Get to Know our Staff: Emily Lachmann, Clinical Research

by | Dec 14, 2022 | Scoliosis & Spine

Each year, our team seeks out college students interested in pursuing a career in medicine. Clinical Orthopedic Research Assistants (CORA) are hired at Scottish Rite for Children to assist our experts in performing clinical research tasks and collaborating on research projects. CORA staff are also mentored by our experts and given valuable advice and guidance for their future. Each CORA staff member specializes in a specific area of study and works with the experts in that department, receiving a well-rounded experience in their field of interest.

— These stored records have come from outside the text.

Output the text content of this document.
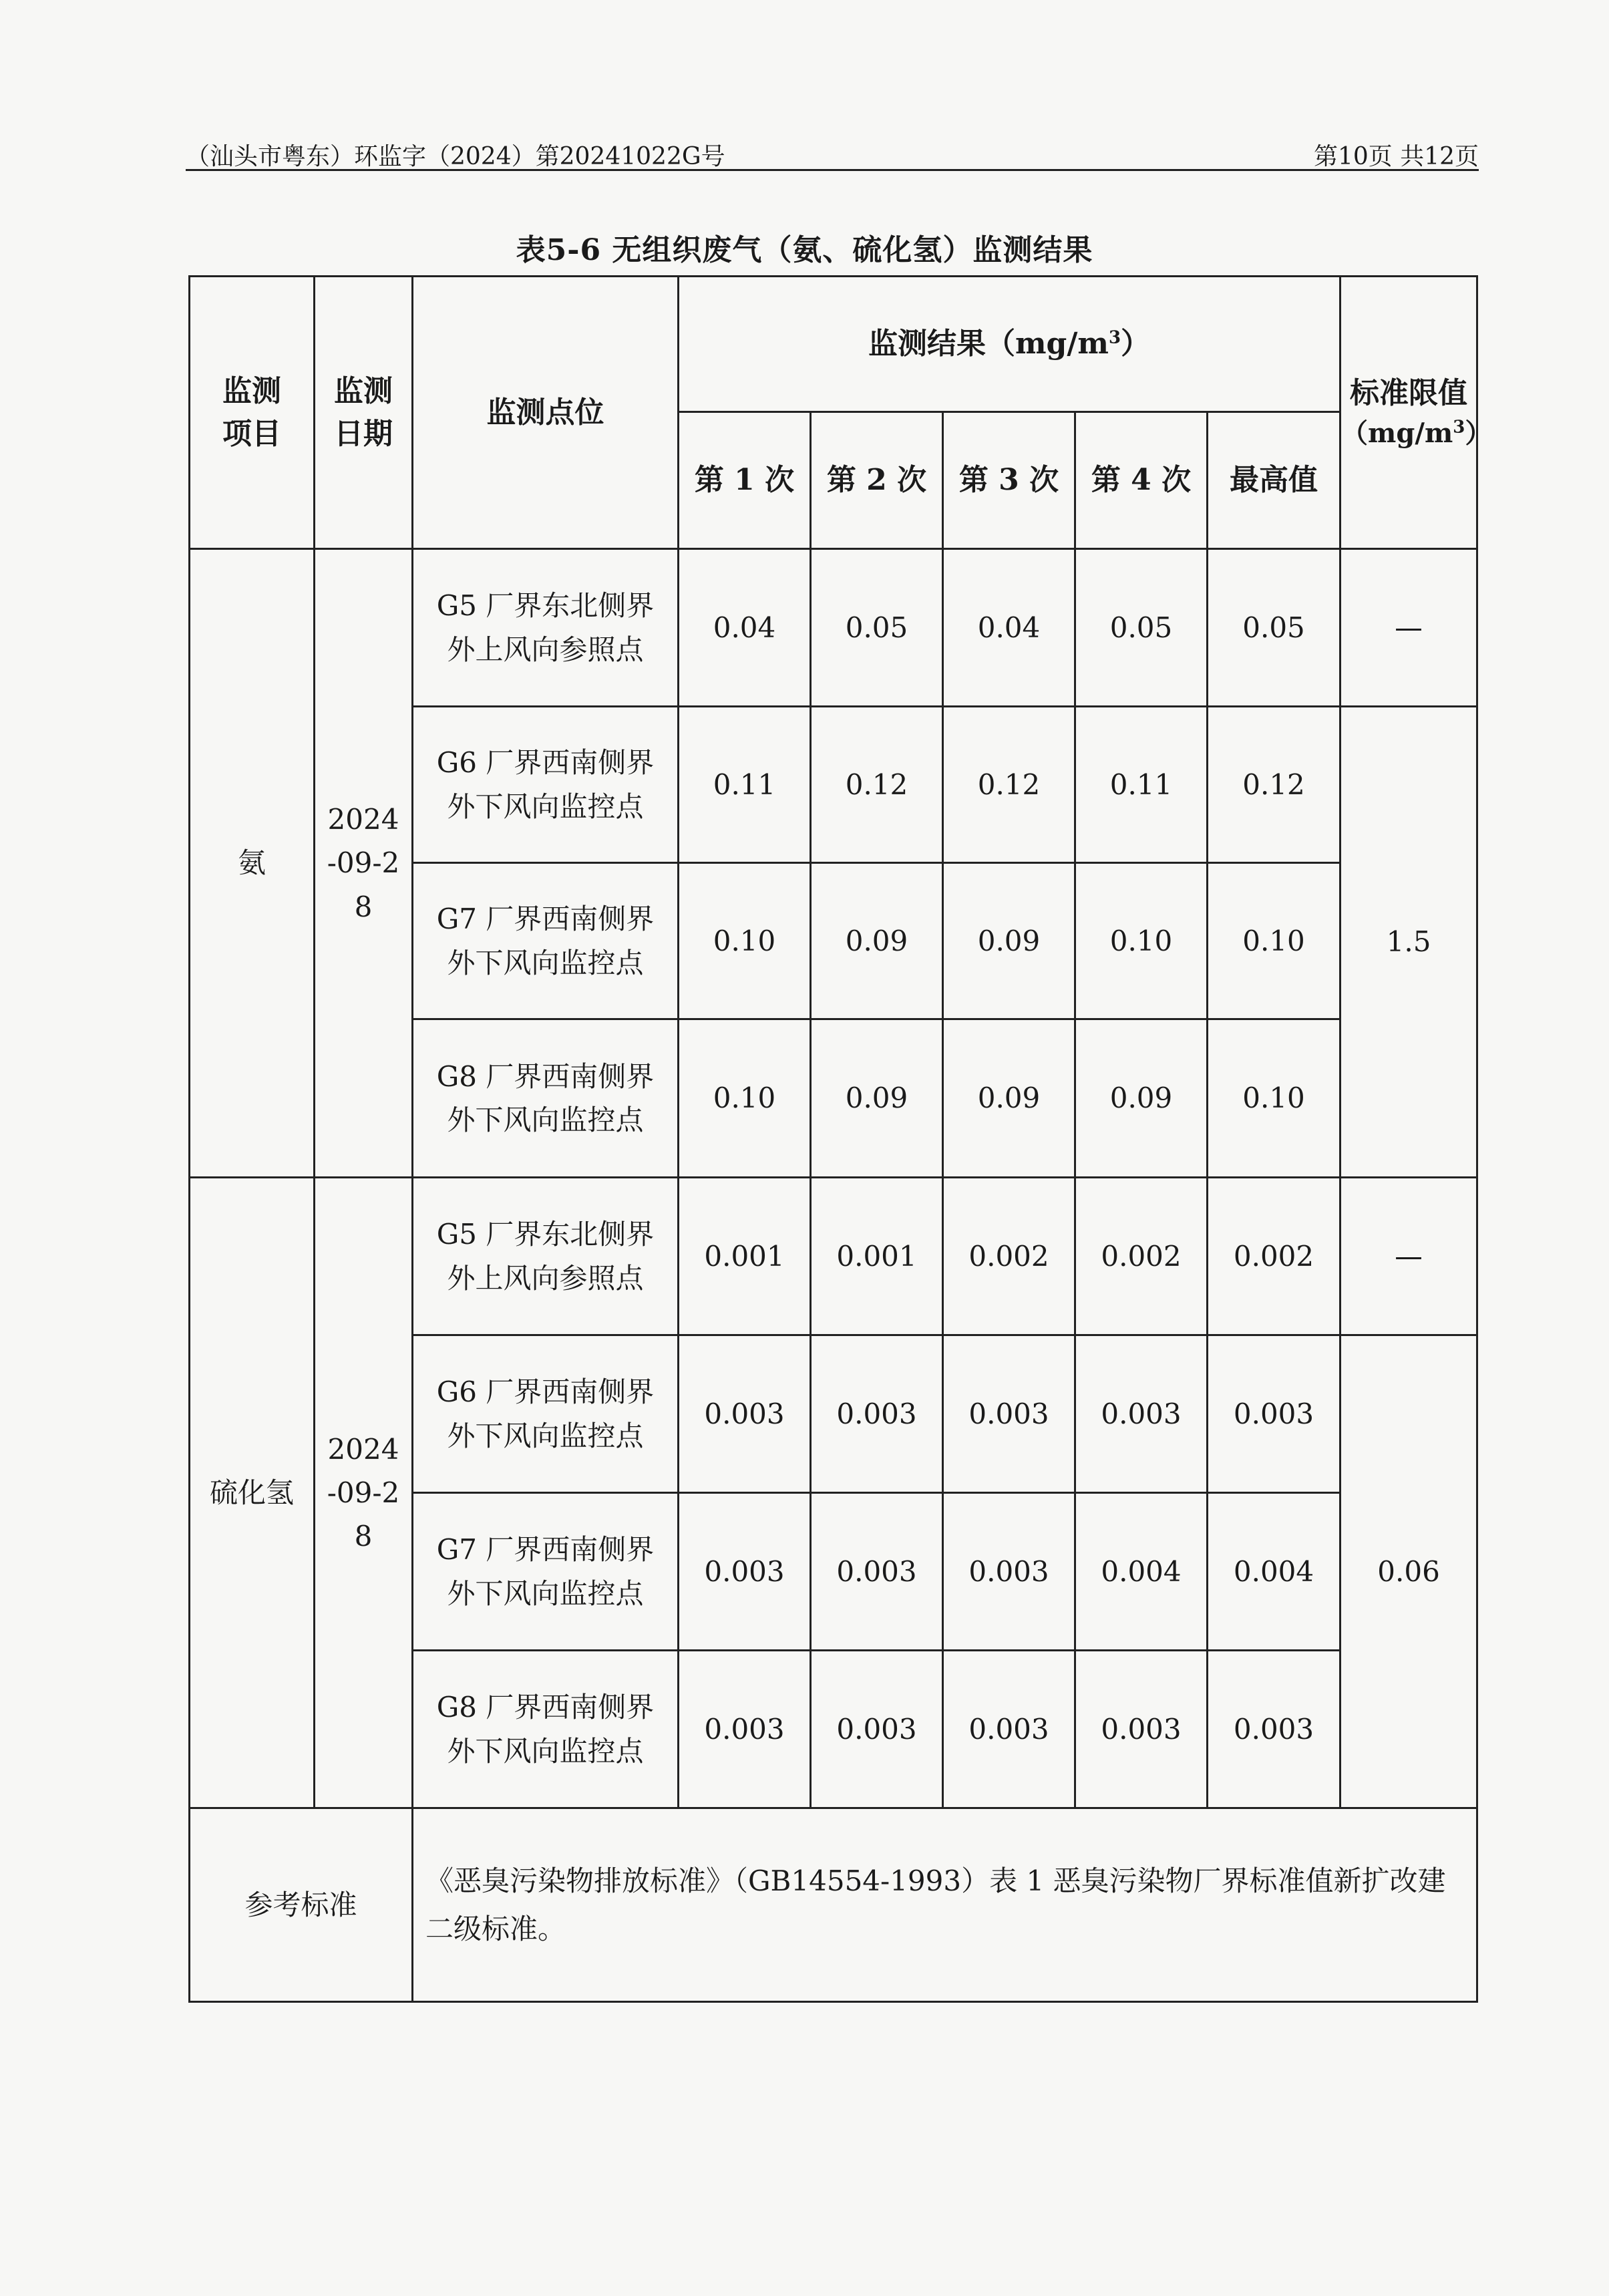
（汕头市粤东）环监字（2024）第20241022G号	第10页 共12页
表5-6 无组织废气（氨、硫化氢）监测结果
监测项目	监测日期	监测点位	监测结果$(mg/m^3)$					标准限值
$(mg/m^3)$

			第 1 次	第 2 次	第 3 次	第 4 次	最高值	
氨	2024-09-28	G5 厂界东北侧界外上风向参照点	0.04	0.05	0.04	0.05	0.05	—
		G6 厂界西南侧界外下风向监控点	0.11	0.12	0.12	0.11	0.12	1.5
		G7 厂界西南侧界外下风向监控点	0.10	0.09	0.09	0.10	0.10	
		G8 厂界西南侧界外下风向监控点	0.10	0.09	0.09	0.09	0.10	
硫化氢	2024-09-28	G5 厂界东北侧界外上风向参照点	0.001	0.001	0.002	0.002	0.002	—
		G6 厂界西南侧界外下风向监控点	0.003	0.003	0.003	0.003	0.003	0.06
		G7 厂界西南侧界外下风向监控点	0.003	0.003	0.003	0.004	0.004	
		G8 厂界西南侧界外下风向监控点	0.003	0.003	0.003	0.003	0.003	
参考标准		《恶臭污染物排放标准》（GB14554-1993）表 1 恶臭污染物厂界标准值新扩改建二级标准。						
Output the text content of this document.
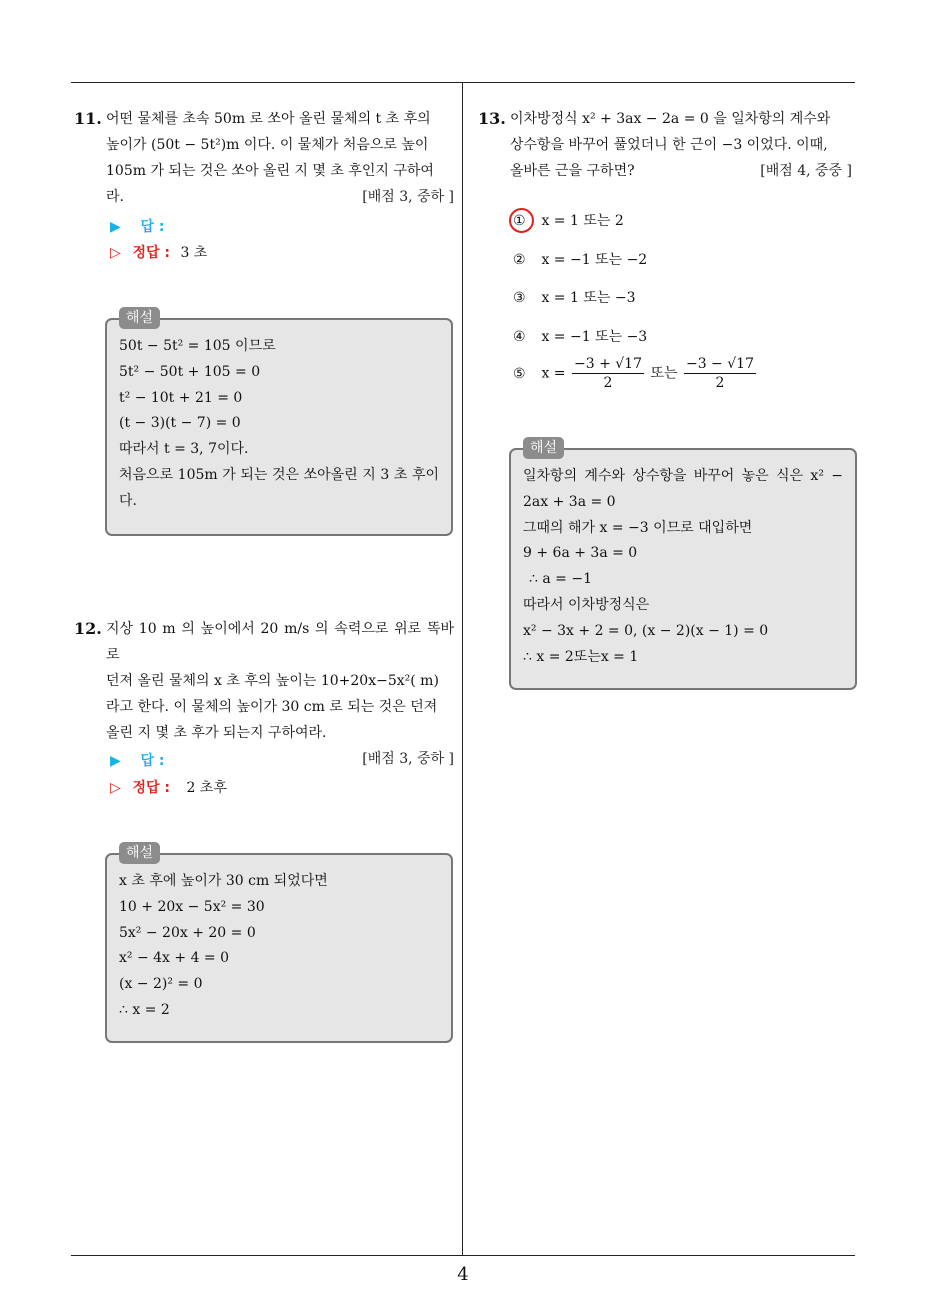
11. 어떤 물체를 초속 50m 로 쏘아 올린 물체의 t 초 후의
높이가 (50t − 5t²)m 이다. 이 물체가 처음으로 높이
105m 가 되는 것은 쏘아 올린 지 몇 초 후인지 구하여
라.	[배점 3, 중하 ]
▶ 답 :
▷ 정답 : 3 초
해설
50t − 5t² = 105 이므로
5t² − 50t + 105 = 0
t² − 10t + 21 = 0
(t − 3)(t − 7) = 0
따라서 t = 3, 7이다.
처음으로 105m 가 되는 것은 쏘아올린 지 3 초 후이다.
12. 지상 10 m 의 높이에서 20 m/s 의 속력으로 위로 똑바로
던져 올린 물체의 x 초 후의 높이는 10+20x−5x²( m)
라고 한다. 이 물체의 높이가 30 cm 로 되는 것은 던져
올린 지 몇 초 후가 되는지 구하여라.
[배점 3, 중하 ]
▶ 답 :
▷ 정답 : 2 초후
해설
x 초 후에 높이가 30 cm 되었다면
10 + 20x − 5x² = 30
5x² − 20x + 20 = 0
x² − 4x + 4 = 0
(x − 2)² = 0
∴ x = 2
13. 이차방정식 x² + 3ax − 2a = 0 을 일차항의 계수와
상수항을 바꾸어 풀었더니 한 근이 −3 이었다. 이때,
올바른 근을 구하면?	[배점 4, 중중 ]
① x = 1 또는 2
② x = −1 또는 −2
③ x = 1 또는 −3
④ x = −1 또는 −3
⑤ $x = \frac{-3 + √17}{2}$ 또는 $\frac{-3 - √17}{2}$
해설
일차항의 계수와 상수항을 바꾸어 놓은 식은 x² − 2ax + 3a = 0
그때의 해가 x = −3 이므로 대입하면
9 + 6a + 3a = 0
∴ a = −1
따라서 이차방정식은
x² − 3x + 2 = 0, (x − 2)(x − 1) = 0
∴ x = 2또는x = 1
4
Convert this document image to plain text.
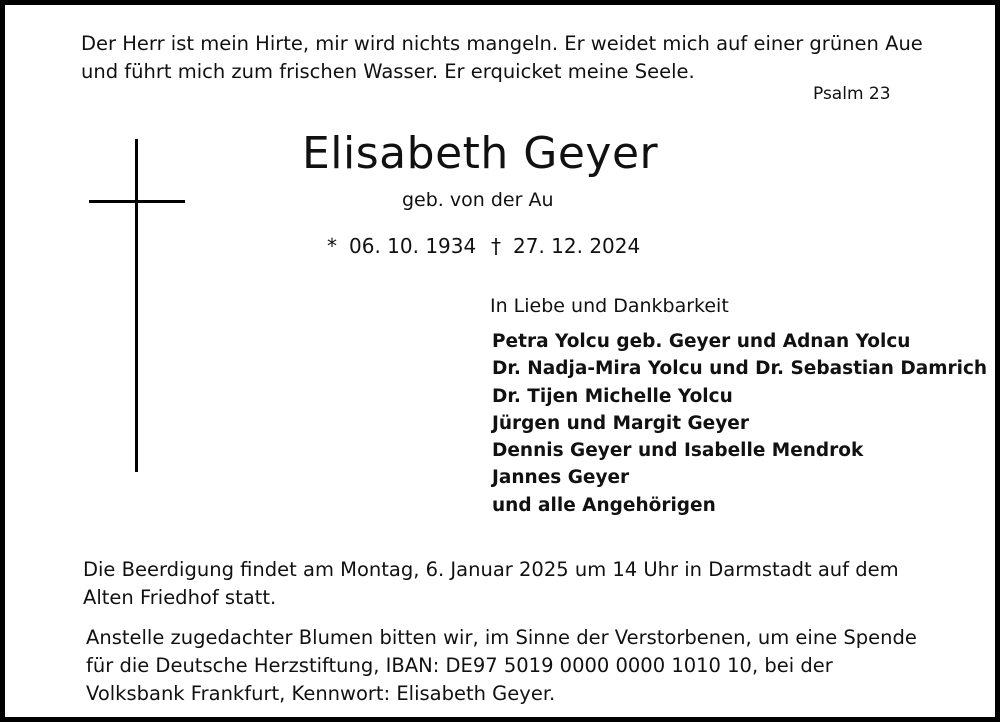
Der Herr ist mein Hirte, mir wird nichts mangeln. Er weidet mich auf einer grünen Aue
und führt mich zum frischen Wasser. Er erquicket meine Seele.
Psalm 23
Elisabeth Geyer
geb. von der Au
* 06. 10. 1934 † 27. 12. 2024
In Liebe und Dankbarkeit
Petra Yolcu geb. Geyer und Adnan Yolcu
Dr. Nadja-Mira Yolcu und Dr. Sebastian Damrich
Dr. Tijen Michelle Yolcu
Jürgen und Margit Geyer
Dennis Geyer und Isabelle Mendrok
Jannes Geyer
und alle Angehörigen
Die Beerdigung findet am Montag, 6. Januar 2025 um 14 Uhr in Darmstadt auf dem
Alten Friedhof statt.
Anstelle zugedachter Blumen bitten wir, im Sinne der Verstorbenen, um eine Spende
für die Deutsche Herzstiftung, IBAN: DE97 5019 0000 0000 1010 10, bei der
Volksbank Frankfurt, Kennwort: Elisabeth Geyer.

What inspired you to apply for the CORA/MSRF position?
After deciding to take a gap year before medical school, I was unsure about what I wanted to do. I applied for the CORA program because this position encompassed everything that I was searching for to prepare me for medical school from taking on research projects, working with a physician mentor, having lots of shadowing opportunities and getting experience with patients.

Have you always been interested in medicine and/or research?
I have always been interested in medicine, but my interest in research did not develop until my undergraduate years at Baylor University. During that time, I worked for a principal investigator that was developing a phone application to detect early stages of retinoblastoma (eye cancer) in children. This really opened my eyes to the impact of research, particularly in pediatrics, where we have the power to change children’s lives. I am so grateful to continue this type of work at Scottish Rite for Children.

What is it like working at Scottish Rite for Children?
Working at Scottish Rite has beyond exceeded my expectations. The staff here are so kind, and everyone truly values the mission of the organization to give children back their childhood. From my first day, the research team and the clinic staff were so welcoming and wanting to help me succeed in this new role. Specifically, the members of the Spine Research team have gone above and beyond to teach me the skills I need to be a successful researcher and future physician. Although Scottish Rite is made up of many different departments, it is clear that we are one big team.

Can you share a few sentences about someone at Scottish Rite who has been a mentor to you and how they have impacted your experience? What project are you working on with that mentor?
Dr. Amy L. McIntosh was the first mentor I worked with, and she was quick to make an impact on me. I was unaware of her impact at the time, but after learning more about her, I feel privileged to have her as a mentor. Her work as the Director of Clinical Safety, her passion to support women in STEM and her lead as the principal investigator to one of our largest scoliosis studies is inspiring to someone who is starting their career in medicine. When I am down in the clinic, Dr. McIntosh is always very welcoming and constantly inviting me to shadow with her. She takes the time to show me X-rays so that I can learn and better my understanding of complex conditions. In addition to working closely with her on the Early Onset Scoliosis study, Dr. McIntosh gave me the opportunity to work with her on a manuscript about reducing patient narcotic usage after scoliosis surgery, which recently got accepted to a pediatric anesthesia journal!

How do you think this experience will impact your career path?
The CORA program gave me invaluable experiences that were both helpful toward my immediate goal of medical school and will be helpful toward my long-term career goals. The experience working with patients, learning how to collaborate with principal investigators, and understanding the ins and outs of clinical research will have endless benefits. All these experiences have grown my confidence in communicating with patients and the various medical teams, applying to medical school and in my abilities as a researcher.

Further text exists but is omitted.